Jusun Lee to receive the Kunsthalle Wien Prize 2023 for the Academy
Winner of the first prize of the University of Applied Arts Vienna is Marielena Stark.
The Kunsthalle Wien Prize, which is awarded for the ninth time this year, exemplifies Kunsthalle Wien’s longstanding and thriving cooperative relationship with Vienna’s two major art schools. In recent years, the prize has garnered wide recognition as a vital instrument for the promotion of young artists living and working in Vienna; for many prizewinning artists, it has marked a key first step in their careers.
Awarded by a jury to selected graduates of the Academy of Fine Arts Vienna and the University of Applied Arts Vienna, the Kunsthalle Wien Prize comes with participation in an exhibition and inclusion in the associated publication; one graduate of each school wins the first prize, which comes with an additional cash award of € 3,000.
Jusun Lee won over the jury with the two-part installation Safe Zone and Illusion, which melds a rigorously conceived yet sensual materiality to the study of a subject that is of personal as well as social and political relevance: it invites the visitors into an immersive environment that beckons with safety and comfort while prodding them to reflect on social rejection, safe zones, and self-empowerment. The materials – bioplastic, latex, and metal – are bathed in luscious light and color and coalesce in a singular visual idiom.
Jusun Lee (born in 1992, lives in Vienna and Seoul) studied Sculpture and Installation with Nora Schultz, diploma in June 2023.

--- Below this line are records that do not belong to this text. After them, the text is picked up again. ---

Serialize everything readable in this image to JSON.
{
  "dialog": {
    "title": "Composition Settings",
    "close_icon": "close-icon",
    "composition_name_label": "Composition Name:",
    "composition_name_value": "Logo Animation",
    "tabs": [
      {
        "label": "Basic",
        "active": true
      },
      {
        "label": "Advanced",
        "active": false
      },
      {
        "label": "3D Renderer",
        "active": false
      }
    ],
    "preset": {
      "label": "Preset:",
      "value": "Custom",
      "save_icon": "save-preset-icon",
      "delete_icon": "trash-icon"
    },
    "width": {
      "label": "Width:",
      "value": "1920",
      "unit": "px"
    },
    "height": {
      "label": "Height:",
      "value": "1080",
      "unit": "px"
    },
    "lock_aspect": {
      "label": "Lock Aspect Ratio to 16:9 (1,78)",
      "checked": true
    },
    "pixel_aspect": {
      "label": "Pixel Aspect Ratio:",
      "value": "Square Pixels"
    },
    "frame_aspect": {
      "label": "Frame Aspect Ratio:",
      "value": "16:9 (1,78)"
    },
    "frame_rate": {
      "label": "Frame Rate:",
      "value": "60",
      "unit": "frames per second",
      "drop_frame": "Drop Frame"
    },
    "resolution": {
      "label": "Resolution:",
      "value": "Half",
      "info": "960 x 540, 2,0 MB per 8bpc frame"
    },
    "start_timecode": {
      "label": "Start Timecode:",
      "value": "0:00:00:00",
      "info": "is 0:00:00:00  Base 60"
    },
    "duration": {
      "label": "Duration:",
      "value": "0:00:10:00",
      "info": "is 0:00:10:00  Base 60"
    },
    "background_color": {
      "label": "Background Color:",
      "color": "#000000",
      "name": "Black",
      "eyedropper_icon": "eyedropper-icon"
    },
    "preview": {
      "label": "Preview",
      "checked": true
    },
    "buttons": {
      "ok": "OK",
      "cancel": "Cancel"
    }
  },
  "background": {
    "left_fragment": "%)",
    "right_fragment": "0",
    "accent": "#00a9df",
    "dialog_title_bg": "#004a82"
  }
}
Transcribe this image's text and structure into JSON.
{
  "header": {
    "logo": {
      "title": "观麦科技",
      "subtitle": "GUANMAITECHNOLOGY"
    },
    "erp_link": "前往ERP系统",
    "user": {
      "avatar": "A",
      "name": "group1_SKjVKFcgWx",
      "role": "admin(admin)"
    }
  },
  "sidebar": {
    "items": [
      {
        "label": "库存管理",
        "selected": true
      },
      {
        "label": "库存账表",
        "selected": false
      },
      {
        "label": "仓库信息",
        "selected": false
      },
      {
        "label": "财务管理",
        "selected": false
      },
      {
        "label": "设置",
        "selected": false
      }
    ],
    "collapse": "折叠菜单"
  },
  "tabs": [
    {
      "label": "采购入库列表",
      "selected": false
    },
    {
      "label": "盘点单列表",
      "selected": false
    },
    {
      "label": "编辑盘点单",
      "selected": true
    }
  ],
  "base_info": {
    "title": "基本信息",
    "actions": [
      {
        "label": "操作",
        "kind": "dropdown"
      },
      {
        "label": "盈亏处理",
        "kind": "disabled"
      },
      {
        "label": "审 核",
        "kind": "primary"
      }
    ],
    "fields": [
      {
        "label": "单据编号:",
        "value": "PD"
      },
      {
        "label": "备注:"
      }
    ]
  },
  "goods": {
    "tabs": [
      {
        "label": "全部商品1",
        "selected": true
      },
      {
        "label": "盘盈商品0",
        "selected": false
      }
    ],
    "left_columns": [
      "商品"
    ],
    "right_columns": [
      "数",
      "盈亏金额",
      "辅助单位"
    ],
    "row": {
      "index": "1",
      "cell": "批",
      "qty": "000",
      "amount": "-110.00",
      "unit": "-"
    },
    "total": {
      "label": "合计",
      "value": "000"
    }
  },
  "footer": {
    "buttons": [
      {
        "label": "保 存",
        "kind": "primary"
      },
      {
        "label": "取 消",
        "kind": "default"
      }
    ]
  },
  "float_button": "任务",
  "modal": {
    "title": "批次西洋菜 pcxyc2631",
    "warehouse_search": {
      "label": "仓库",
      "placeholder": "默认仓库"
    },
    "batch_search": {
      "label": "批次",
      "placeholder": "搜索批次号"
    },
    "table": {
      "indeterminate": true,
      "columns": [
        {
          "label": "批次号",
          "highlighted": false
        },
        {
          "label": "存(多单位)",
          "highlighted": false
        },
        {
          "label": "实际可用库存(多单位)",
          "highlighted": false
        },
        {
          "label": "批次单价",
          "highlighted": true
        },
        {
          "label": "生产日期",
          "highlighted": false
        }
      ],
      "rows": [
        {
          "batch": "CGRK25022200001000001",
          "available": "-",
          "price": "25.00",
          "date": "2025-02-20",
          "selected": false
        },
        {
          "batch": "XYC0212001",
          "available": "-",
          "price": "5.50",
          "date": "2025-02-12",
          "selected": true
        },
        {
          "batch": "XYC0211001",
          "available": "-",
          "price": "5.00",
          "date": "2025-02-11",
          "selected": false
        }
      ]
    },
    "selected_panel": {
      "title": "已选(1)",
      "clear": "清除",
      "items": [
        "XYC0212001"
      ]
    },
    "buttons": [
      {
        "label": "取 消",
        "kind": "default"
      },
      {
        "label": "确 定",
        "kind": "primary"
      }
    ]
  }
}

Further prizewinners of the Academy of Fine Arts Vienna: Željka Aleksić, Michael Amadeus Reindel, Anne Schmidt, and Marc Truckenbrodt
Željka Aleksić
What is the price of becoming an artist? Željka Aleksić asks in her thesis work titled Das Kapital [Capital], which points up the economic conditions required for the privilege of studying art in Vienna when you are the daughter of a working-class family from a so-called third country. Like all of Aleksić’s works, the thesis project, which encompasses a studio diary with documentary photographs and a series of acrylic paintings, is based on personal lived experience and speaks to her flair for social critique and personal irony. The realism of her upbringing resonates in her art as she perceptively grapples with the threshold and tension between her roles as artist and worker in creations that deftly challenge the beholder.
Michael Amadeus Reindel
In Fulfillment Center, Michael Amadeus Reindel has forged a humorous, sophisticated, and astute conjunction of the personal with a profoundly political perspective on the excesses of unbridled global consumerism and the scenes of contemporary precarious labor, here represented by a corporate behemoth: Amazon. Combining his sculptural practice with painstaking research and direct involvement in the form of a one-week stint at the Amazon fulfillment center near his parents’ home, Reindel expertly maneuvers the viewers between his family, reflections on his own work as an artist, and critical observations of society.
Anne Schmidt
Anne Schmidt’s protean œuvre culminates in her thesis installation Strahlte. Geschöpf. Champagner. zottig. Klumpen [Radiated. Creature. Champagne. ragged. Lump], which stars giant ice-cream-cone sculptures, a chainsawed “procrastination pig,” the autofictional novel Me after Two Anal Orgasms, and tennis balls as well as the artist herself. Schmidt’s precise and vigorous engagement with normative images of desire in capitalist consumer society and probing creative scrutiny of institutional logics reflects her background as both an activist and a scholar of culture.
Marc Truckenbrodt
Marc Truckenbrodt’s graphic art typically engages with his immediate surroundings; his observations and reflections often inspire narratives and comic strips without words that blend a compelling light touch with profound insights. For Behauptung [Assertion], his thesis project, which Truckenbrodt executed in colored ink on paper, he chose to grapple with the subject of power, including its contradictions, necessities, and dangers, and selected a comparatively large format: the beholders encounter five larger-than-life figures whose stature and demeanor at first blush suggest superheroes – closer inspection, however, reveals details through which the artist has endowed his characters with a productive ambivalence.